“From the pavements of resistance in South Africa to the pulpits of the world’s great cathedrals and places of worship, and the prestigious setting of the Nobel Peace Prize ceremony, the Arch distinguished himself as a non-sectarian, inclusive champion of universal human rights.”
South Africa’s Nobel Peace Prize-winning activist for racial justice and LGBT rights and retired Anglican Archbishop of Cape Town, Desmond Tutu, died on Sunday at the age of 90. His demise was confirmed by South African President Cyril Ramaphosa.
Emeritus Desmond Tutu’s death on Sunday “is another chapter of bereavement in our nation’s farewell to a generation of outstanding South Africans who have bequeathed us a liberated South Africa,” Ramaphosa said in a statement.
Tutu had been hospitalized several times since 2015, after being diagnosed with prostate cancer in 1997. In recent years he and his wife, Leah, lived in a retirement community outside Cape Town.
On Boxing Day, Tutu breathed his last at the Oasis Frail Care Centre in Cape Town.
Who was Desmond Tutu?
Born in 1931 in Klerksdorp, Transvaal, Emeritus Desmond Tutu was a contemporary of anti-apartheid icon Nelson Mandela.
The son of a teacher and a domestic servant, Tutu completed his primary education at Johannesburg Bantu High School. Later, he trained first as a teacher at Pretoria Bantu Normal College and he graduated from the University of South Africa in 1954, according to the official website of Noble Prize.
After serving as a high school teacher for three years, he started pursuing higher education in theology. He was ordained as a priest in 1960.
In the following years, he travelled between England and South Africa as a cleric and educationist and broadened his knowledge of theology. In 1975, he became the first black to be appointed Dean of St. Mary’s Cathedral in Johannesburg. In 1978, he became the first black General Secretary of the South African Council of Churches.
Tutu was an advocate for a “democratic and just society without racial divisions” and throughout his life, his principles have been based around equal civil rights, an equal system of education, the abolition of South Africa’s passport laws and so on.
Archbishop of Cape Town
Following the retirement of Philip Russel as the Archbishop of Cape Town in February 1986, the Black Solidarity Group charted an agenda to get Tutu as the next Archibishop.
Tutu, who secured a two-thirds majority, and became the first black man to be the Archibishop of Cape Town. However, his ascend to the post was not well received by many, and in protest, white Anglicans left the church.
Work and Noble Peace Prize
The Nobel Peace Prize in 1984 highlighted his stature as one of the world’s most effective champions for human rights, a responsibility he took seriously for the rest of his life.
Throughout the 1980s — when South Africa was gripped by anti-apartheid violence and a state of emergency giving police and the military sweeping powers — Tutu was one of the most prominent Blacks able to speak out against abuses.

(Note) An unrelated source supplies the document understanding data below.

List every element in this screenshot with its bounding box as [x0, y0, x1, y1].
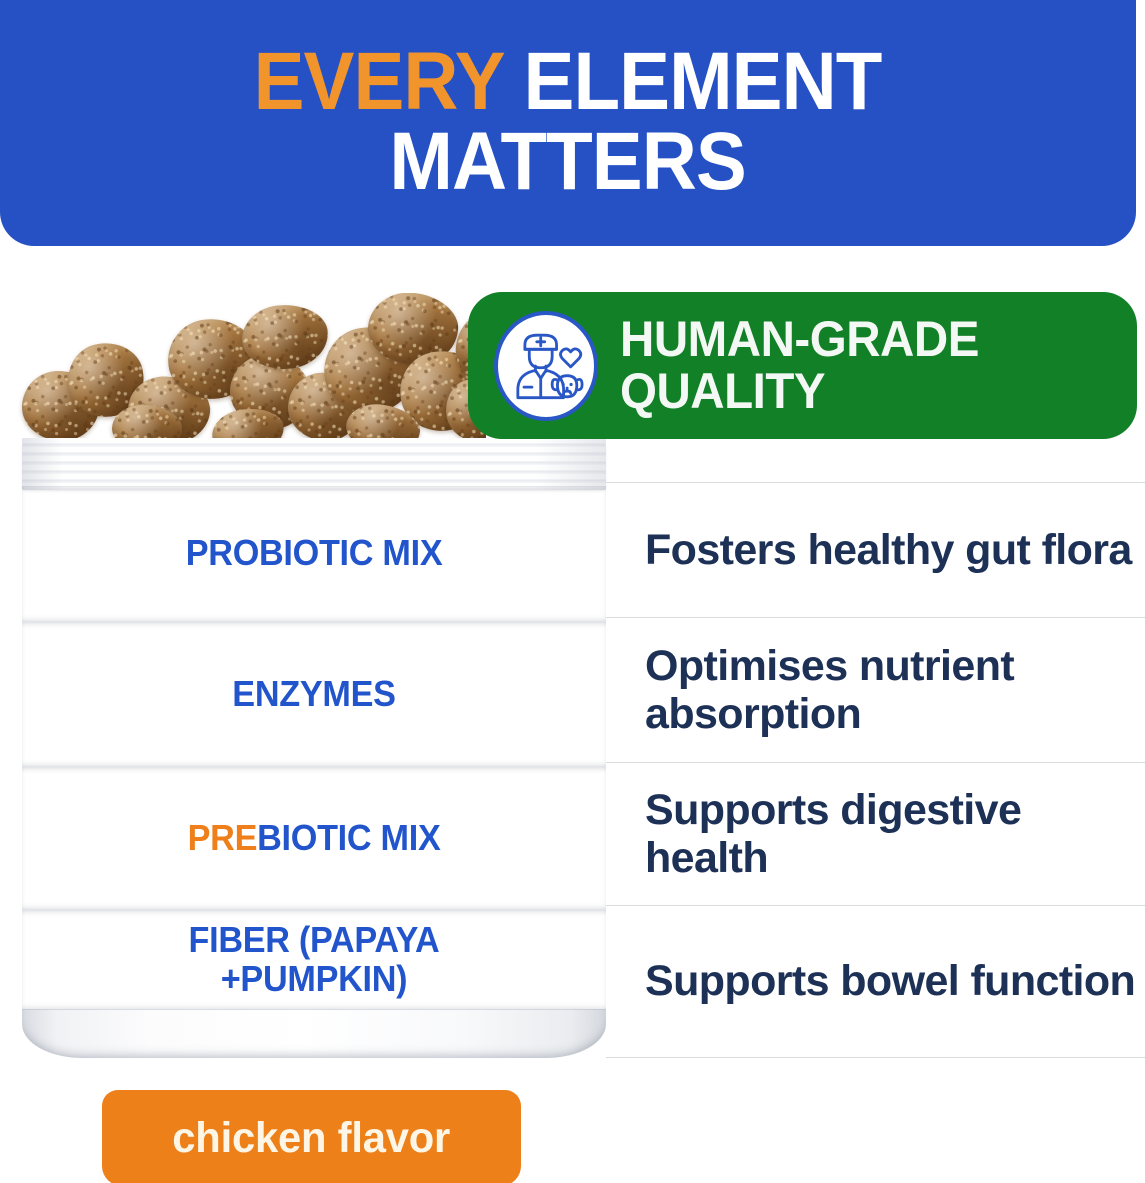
- badge-label: HUMAN-GRADE QUALITY: [620, 314, 979, 417]
- ingredient-label-main-0: PROBIOTIC MIX: [186, 532, 443, 573]
- vet-with-dog-and-heart-icon: [494, 311, 598, 421]
- benefit-row-1: Optimises nutrient absorption: [606, 617, 1145, 762]
- ingredient-label-1: ENZYMES: [232, 675, 395, 713]
- jar-base: [22, 1009, 606, 1058]
- ingredient-panel-0: PROBIOTIC MIX: [22, 486, 606, 621]
- header-title-line-1: EVERY ELEMENT: [254, 42, 882, 122]
- ingredient-panel-1: ENZYMES: [22, 621, 606, 766]
- ingredient-label-0: PROBIOTIC MIX: [186, 534, 443, 572]
- badge-label-line-1: HUMAN-GRADE: [620, 311, 979, 367]
- header-title-line-2: MATTERS: [390, 122, 746, 202]
- benefit-text-0: Fosters healthy gut flora: [606, 526, 1136, 574]
- benefit-text-3: Supports bowel function: [606, 957, 1139, 1005]
- ingredient-label-main-2: BIOTIC MIX: [257, 817, 440, 858]
- jar-lid: [22, 438, 606, 490]
- badge-label-line-2: QUALITY: [620, 363, 825, 419]
- ingredient-label-3: FIBER (PAPAYA +PUMPKIN): [105, 921, 523, 997]
- supplement-jar: PROBIOTIC MIX ENZYMES PREBIOTIC MIX FIBE…: [22, 438, 606, 1058]
- header-title-rest: ELEMENT: [504, 36, 882, 127]
- human-grade-quality-badge: HUMAN-GRADE QUALITY: [468, 292, 1137, 439]
- benefit-row-2: Supports digestive health: [606, 762, 1145, 905]
- ingredient-label-main-3: FIBER (PAPAYA +PUMPKIN): [189, 919, 440, 998]
- ingredient-panel-2: PREBIOTIC MIX: [22, 766, 606, 909]
- benefit-text-2: Supports digestive health: [606, 786, 1145, 882]
- ingredient-label-accent-2: PRE: [188, 817, 257, 858]
- product-infographic: EVERY ELEMENT MATTERS PROBIOTIC MIX ENZY…: [0, 0, 1145, 1183]
- kibble-pile-image: [16, 293, 486, 441]
- ingredient-label-2: PREBIOTIC MIX: [188, 819, 441, 857]
- ingredient-panel-3: FIBER (PAPAYA +PUMPKIN): [22, 909, 606, 1009]
- benefit-row-0: Fosters healthy gut flora: [606, 482, 1145, 617]
- ingredient-label-main-1: ENZYMES: [232, 673, 395, 714]
- benefits-column: Fosters healthy gut flora Optimises nutr…: [606, 482, 1145, 1058]
- benefit-text-1: Optimises nutrient absorption: [606, 642, 1145, 738]
- flavor-tag-label: chicken flavor: [173, 1114, 451, 1163]
- flavor-tag: chicken flavor: [102, 1090, 521, 1183]
- benefit-row-3: Supports bowel function: [606, 905, 1145, 1058]
- header-banner: EVERY ELEMENT MATTERS: [0, 0, 1136, 246]
- header-title-accent: EVERY: [254, 36, 504, 127]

Tutu had unconditional support for leaders in the likes of Nelson Mandela and always kept his distance from the African National Congress (ANC), and refused to back its arm struggle.
He was also vocal about homophobic legislation in Uganda and supported assisted dying.
When Nelson Masden became the President of a free South Africa, following the nation’s first free election in 1994, he had asked Tutu to chair the Truth and Reconciliation Commission (TRC). The TRC is often termed as the “climax of Tutu’s career” and the controversial Commission looked into the apartheid-era human rights abuses.